‘The Florida Project’ pulls at heart strings

Jarrod Flaherty
Staff Writer

The Florida Project, a film by Sean Baker, released in select theaters on Oct. 6. COURTESY OF CUINDEPENDANT.COM

The Florida Project, a film by Sean Baker, released in select theaters on Oct. 6.

You know a film is special when, as the credits roll, the audience lingers to process what they just watched. This was the case with The Florida Project, a movie that is something really special.

Touching, moving and heartbreaking, this film hasn’t left my mind since.

Directed by Sean Baker, the indie film takes place in a run-down hotel on the outskirts of Disneyland, managed by Bobby, who was portrayed exceptionally by Willem Dafoe.

The story centers on the day-to-day adventures of a young girl named Moonee. This pretense may sound simplistic, but it develops into so much more.

Baker devotes a lot of time to scenes in which the camera follows Moonee and her friends.This works well, though, because the impressive performances and writing create scenes that are a lot of fun to watch.

The characters feel like real people instead of typical movie clichés.
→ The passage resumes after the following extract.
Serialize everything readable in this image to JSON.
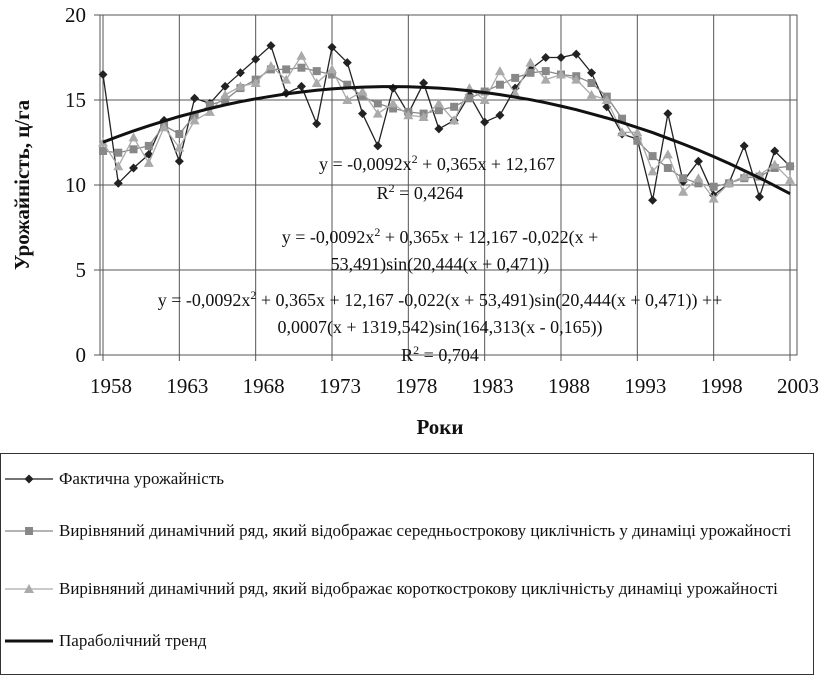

The script allows for prolonged scenes of dialogue that give the characters the depth and intricacy to be realistic.
Florida itself is just as important as all of the characters involved. Baker represents how interesting and colorful the state is, which is one of the film’s biggest strengths. However, Florida is unpredictable, too. The kids might be getting ice cream on a hot summer day in one scene, but then setting a building on fire in the next.

Much of the film’s strength is a result of each cast member’s astounding performances. Particularly, the children are adept in playing characters as complicated and unpredictable as the adult actors.

They take on emotionally-charged roles, with admonishable behavior like begging for money on a side street or spitting on someone’s car. Yet, despite their apathy and audacity, they somehow find a way to win you over with their charm and likeability.

We also get a glimpse of the rough home life of each of these kids, especially Moonee. The parents curse, drink and smoke pot carelessly in the presence of their children.

It was jarring to think that parents like this exist, even in a movie, but the film dares to portray these hard-to-watch scenes in order to contribute to its impact.

The Florida Project surprised me. Admittedly, I had no idea what to expect as i walked into the theater, but as I exited I was in awe of this poignant film.

I highly suggest taking a trip to the theater to enjoy the experience of The Florida Project. It is moving and unconventional, but if you give it a chance, you surely won’t be disappointed.